During the heights of the #NoDAPL protests against the Dakota Access Pipeline here in North Dakota our law enforcement officials were faced with an extremely dangerous situation. They were confronted with thousands of political extremists who embraced, as a tactic, violence and unlawful activity to advance their agenda.

The situation was more than North Dakota law enforcement could handle, so the state put out pleas for help through a system called the Emergency Management Assistance Compact (EMAC). This is a compact among the 50 states which allows one state facing some emergent situation, usually something like a natural disaster, to request and receive help from other states.

Only left wing interests played politics with those requests. While the Obama administration worked to deny North Dakota cops assistance from the federal level, left wing interests worked to deny our state assistance from the state level.

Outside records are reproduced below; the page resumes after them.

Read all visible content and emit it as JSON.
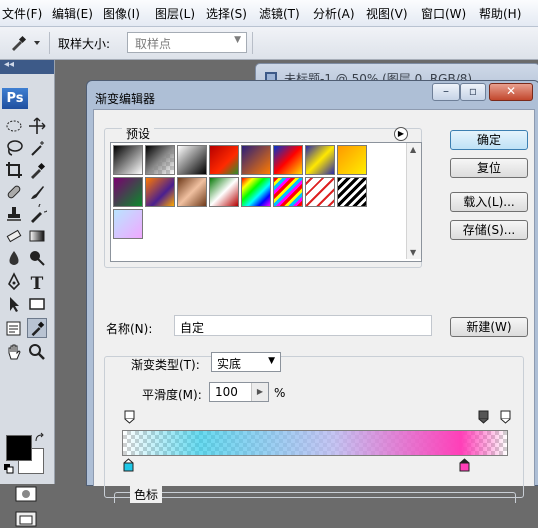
{
  "menu": [
    "文件(F)",
    "编辑(E)",
    "图像(I)",
    "图层(L)",
    "选择(S)",
    "滤镜(T)",
    "分析(A)",
    "视图(V)",
    "窗口(W)",
    "帮助(H)"
  ],
  "options_bar": {
    "sample_size_label": "取样大小:",
    "sample_size_value": "取样点"
  },
  "tools_panel": {
    "logo": "Ps"
  },
  "document_window": {
    "title": "未标题-1 @ 50% (图层 0, RGB/8)"
  },
  "dialog": {
    "title": "渐变编辑器",
    "presets_label": "预设",
    "buttons": {
      "ok": "确定",
      "reset": "复位",
      "load": "载入(L)...",
      "save": "存储(S)...",
      "new": "新建(W)"
    },
    "name_label": "名称(N):",
    "name_value": "自定",
    "gradient_type_label": "渐变类型(T):",
    "gradient_type_value": "实底",
    "smoothness_label": "平滑度(M):",
    "smoothness_value": "100",
    "smoothness_unit": "%",
    "color_stops_label": "色标",
    "gradient": {
      "start_color": "#1fc8e8",
      "end_color": "#ff3fb8",
      "opacity_start": 0,
      "opacity_end": 0
    }
  },
  "colors": {
    "foreground": "#000000",
    "background": "#ffffff",
    "default_button_border": "#3c7fb1"
  }
}
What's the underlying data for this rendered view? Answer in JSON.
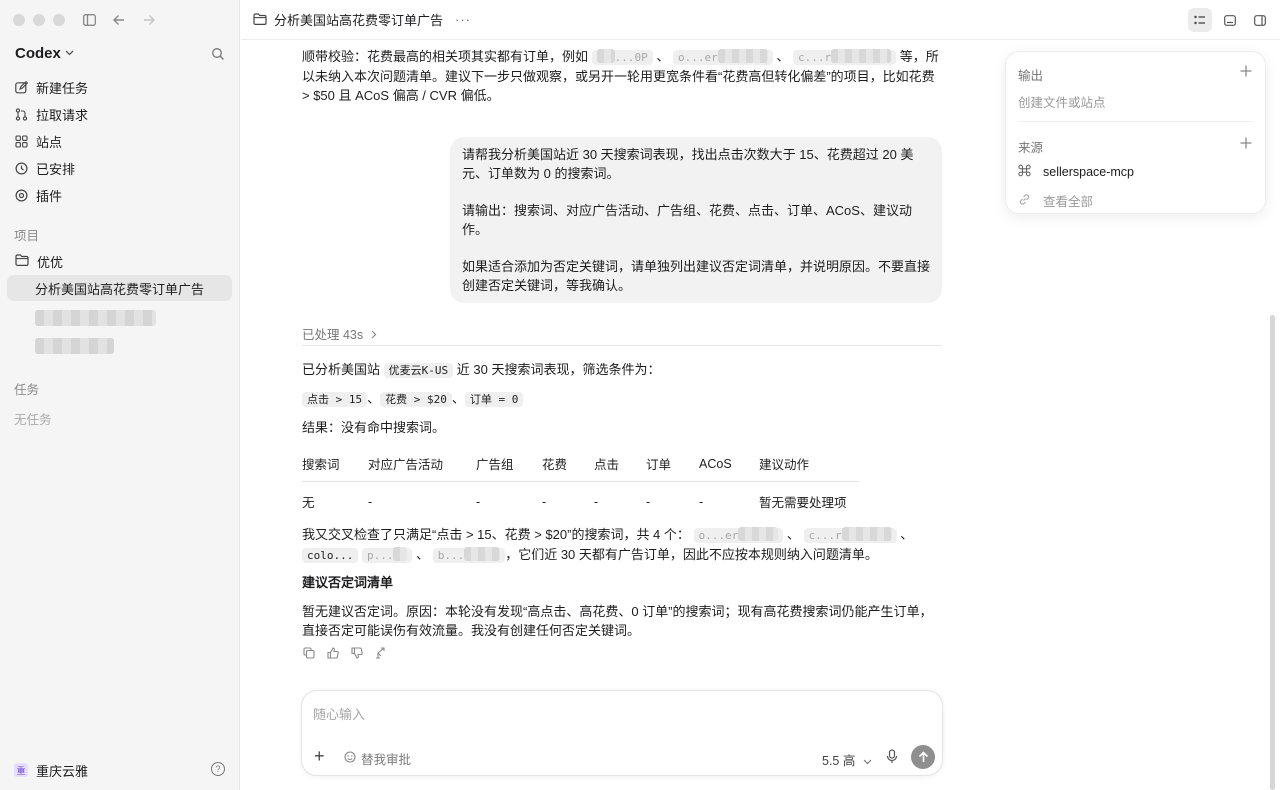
{
  "sidebar": {
    "brand": "Codex",
    "nav": [
      {
        "label": "新建任务",
        "icon": "compose-icon"
      },
      {
        "label": "拉取请求",
        "icon": "pull-request-icon"
      },
      {
        "label": "站点",
        "icon": "grid-icon"
      },
      {
        "label": "已安排",
        "icon": "clock-icon"
      },
      {
        "label": "插件",
        "icon": "plugin-icon"
      }
    ],
    "projects_label": "项目",
    "project_name": "优优",
    "active_thread": "分析美国站高花费零订单广告",
    "tasks_label": "任务",
    "no_tasks": "无任务",
    "org_badge": "重",
    "org_name": "重庆云雅",
    "help": "?"
  },
  "topbar": {
    "title": "分析美国站高花费零订单广告",
    "more": "···"
  },
  "chat": {
    "prev_tail_1": "顺带校验：花费最高的相关项其实都有订单，例如",
    "prev_redact_1a": "...0P",
    "prev_redact_1b": "o...er",
    "prev_redact_1c": "c...r",
    "prev_tail_2": "等，所以未纳入本次问题清单。建议下一步只做观察，或另开一轮用更宽条件看“花费高但转化偏差”的项目，比如花费 > $50 且 ACoS 偏高 / CVR 偏低。",
    "user_msg_1": "请帮我分析美国站近 30 天搜索词表现，找出点击次数大于 15、花费超过 20 美元、订单数为 0 的搜索词。",
    "user_msg_2": "请输出：搜索词、对应广告活动、广告组、花费、点击、订单、ACoS、建议动作。",
    "user_msg_3": "如果适合添加为否定关键词，请单独列出建议否定词清单，并说明原因。不要直接创建否定关键词，等我确认。",
    "processed": "已处理 43s",
    "result_intro_a": "已分析美国站",
    "result_store": "优麦云K-US",
    "result_intro_b": "近 30 天搜索词表现，筛选条件为：",
    "cond_1": "点击 > 15",
    "cond_2": "花费 > $20",
    "cond_3": "订单 = 0",
    "cond_sep": "、",
    "result_line": "结果：没有命中搜索词。",
    "table": {
      "headers": [
        "搜索词",
        "对应广告活动",
        "广告组",
        "花费",
        "点击",
        "订单",
        "ACoS",
        "建议动作"
      ],
      "row": [
        "无",
        "-",
        "-",
        "-",
        "-",
        "-",
        "-",
        "暂无需要处理项"
      ]
    },
    "cross_a": "我又交叉检查了只满足“点击 > 15、花费 > $20”的搜索词，共 4 个：",
    "cross_r1": "o...er",
    "cross_r2": "c...r",
    "cross_r3": "colo...",
    "cross_r4": "p...",
    "cross_r5": "b...",
    "cross_b": "，它们近 30 天都有广告订单，因此不应按本规则纳入问题清单。",
    "neg_title": "建议否定词清单",
    "neg_body": "暂无建议否定词。原因：本轮没有发现“高点击、高花费、0 订单”的搜索词；现有高花费搜索词仍能产生订单，直接否定可能误伤有效流量。我没有创建任何否定关键词。"
  },
  "composer": {
    "placeholder": "随心输入",
    "add": "+",
    "approval": "替我审批",
    "model": "5.5 高"
  },
  "panel": {
    "output_label": "输出",
    "output_hint": "创建文件或站点",
    "source_label": "来源",
    "source_item": "sellerspace-mcp",
    "view_all": "查看全部"
  }
}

“Early on we had a number of states support our request for peace officer support,” Major General Al Dohrmann of the North Dakota National Guard told me in December. “Unfortunately, all jurisdictions that supported us were subject to protest in their own cities and capitols for providing support to North Dakota, along with intense pressure from various groups to not support North Dakots’s efforts to maintain the peace and rule of law.”

It turns out, according to the Minnesota Sheriff’s Association, a major obstacle to North Dakota receiving assistance from that state was Democratic Governor Mark Dayton. James Franklin, executive director of the association, told Dayton in a letter that the state’s sheriff’s departments are “extremely disappointed” in his decision to keep North Dakota’s request for assistance from them.

An excerpt. The full letter is below:

Franklin goes on to point out that the EMAC process is supposed to be non-political. But Dayton made it political. That has serious consequences for the ability of states to help one another in emergent situations going forward.

Franklin goes so far as to suggest that the EMAC process itself may need to be reformed to remove politicians like Dayton from it.

Dayton’s actions are also an insult to law enforcement. As if their efforts to maintain law and order during the pipeline protests were somehow taking a side in the policy debate over the pipeline itself. The cops are not and were never in charge of whether or not the pipeline was to be built. Their job was not to promote the pipeline. Their job was to protect people and property from unlawful activity.

Dayton’s actions suggest otherwise, and that is outrageous.